The invention relates to the field of electrical engineering and can be used to protect marine power plants from overload in emergency situations.

There is a method of automatic unloading of generator assemblies (Α.Π. Baranov. Ship automated electric power systems: Textbook for universities. 2nd ed., Revised and revised / SPb .: Shipbuilding, 2005, 338 p., Fig. 12.13a ), according to which the active load of each of the operating generating sets (GA) is measured, it is compared with the permissible value, and if the load exceeds the permissible one, then the previously selected groups of electricity consumers are turned off after a time delay.

This method allows you to protect the GA from overload due to disconnection of a group of consumers of electricity and reduce load. But at the same time, in the event of an emergency shutdown of one or several GA in parallel, the entire load during the time delay will be on the units remaining in operation, which can lead to their shutdown or failure.

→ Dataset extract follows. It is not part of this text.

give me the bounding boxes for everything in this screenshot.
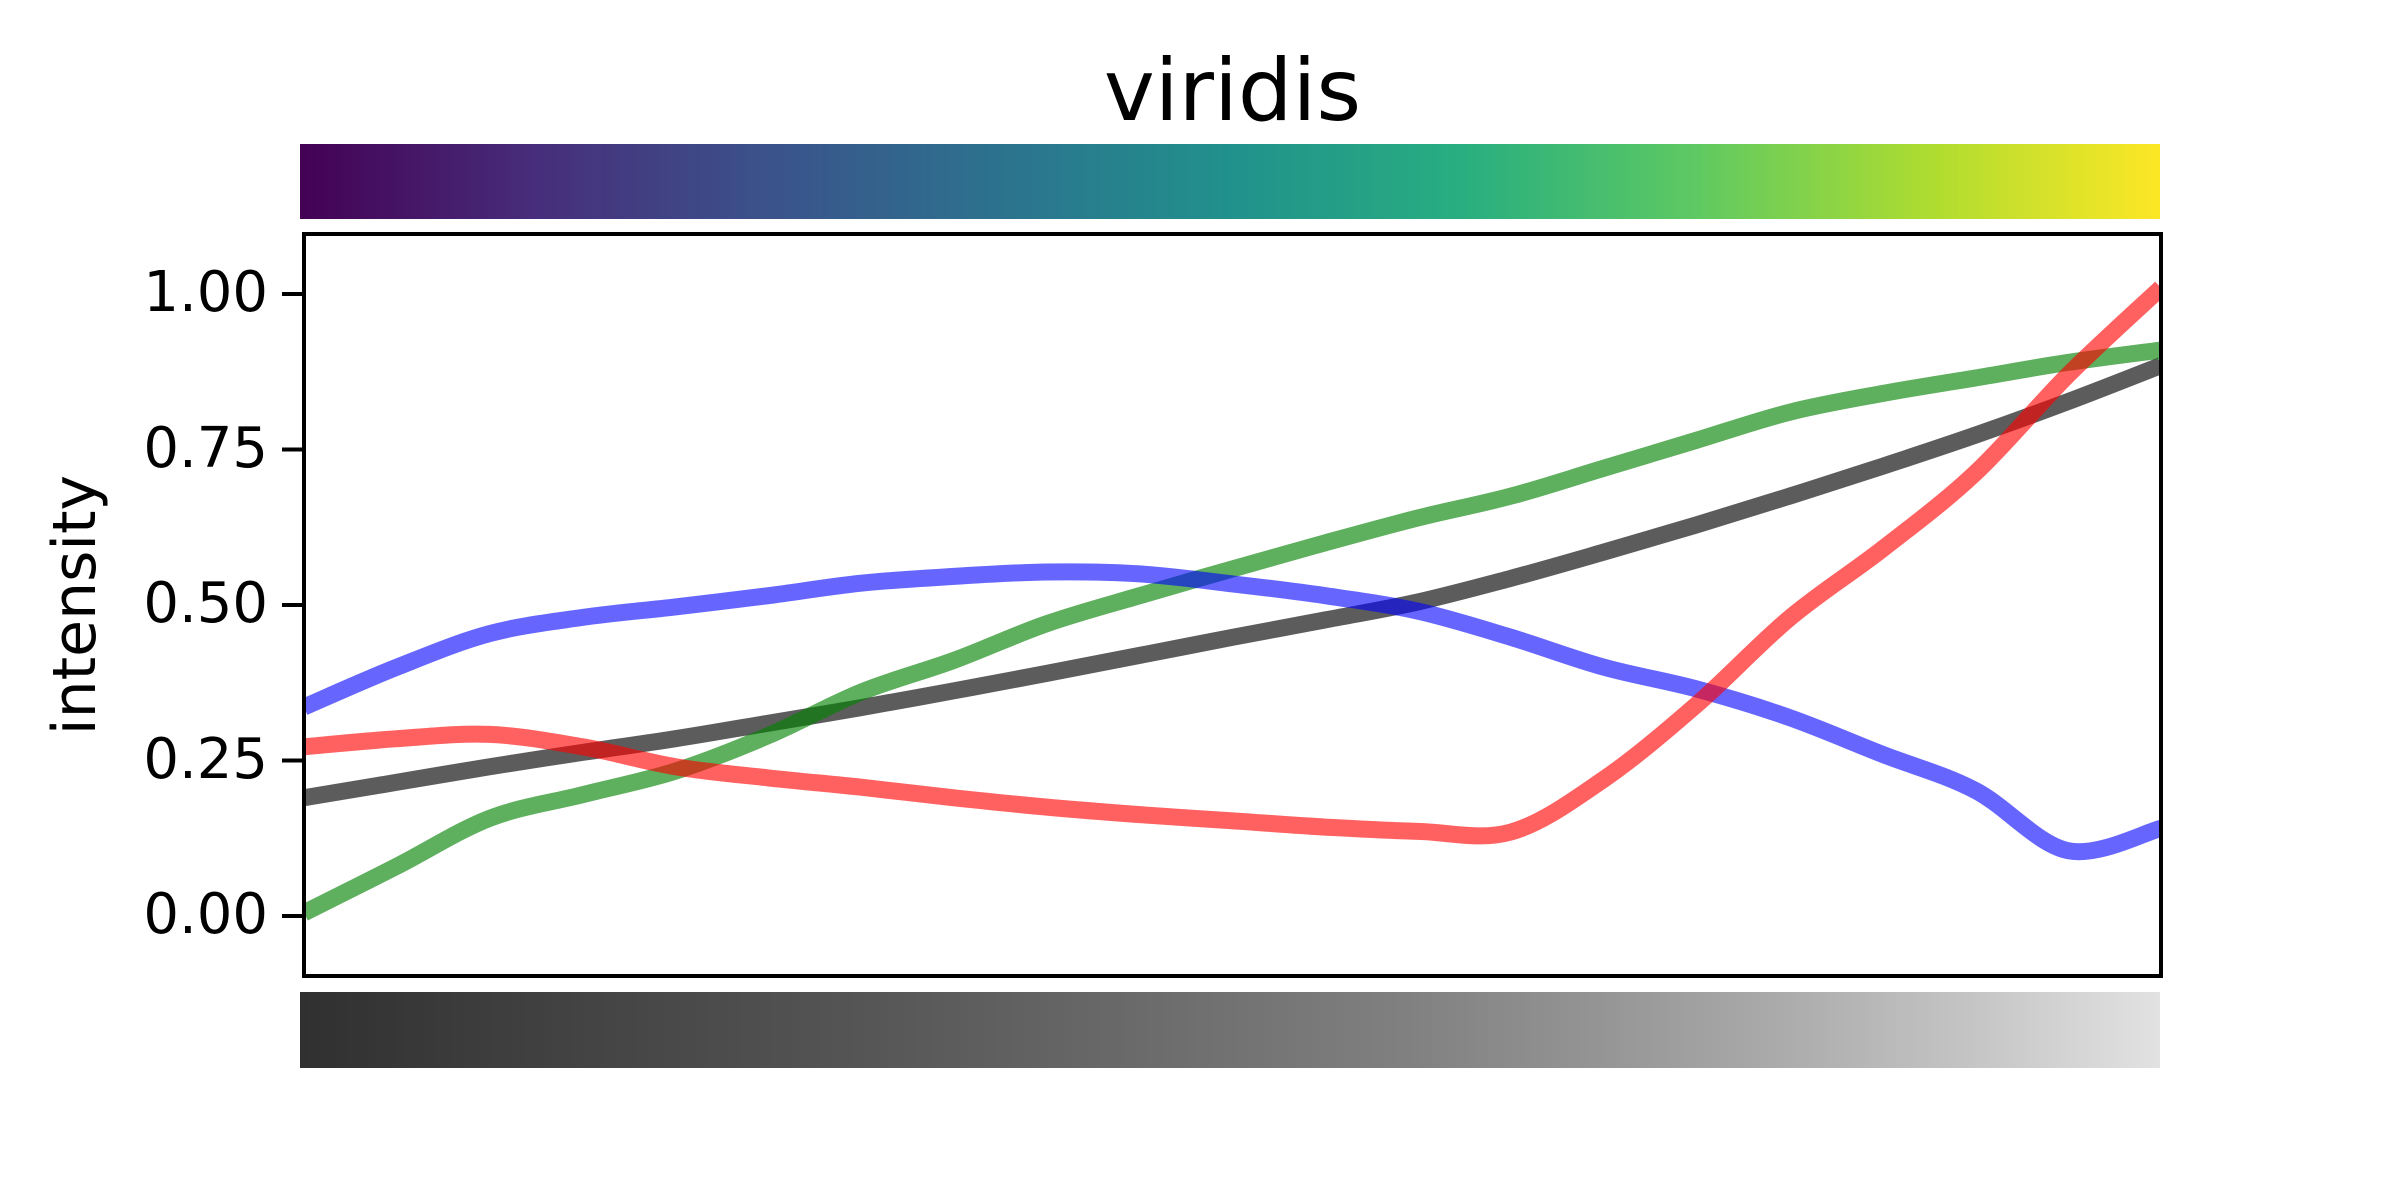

Closest to the proposed invention relates to a method implemented by a device for automatic unloading of generators according to AC SU 1365241, IPC Η02J 3/24, publ. 1988. The method consists in the fact that in parallel operation of the GA, the active load and voltage of each of them are controlled in the event of an emergency disconnection of one of the GA from the network and provided that the voltage of the inoperative GA is normal and the active load of the generator remaining in operation is higher than the specified value disconnect pre-selected consumers of electricity.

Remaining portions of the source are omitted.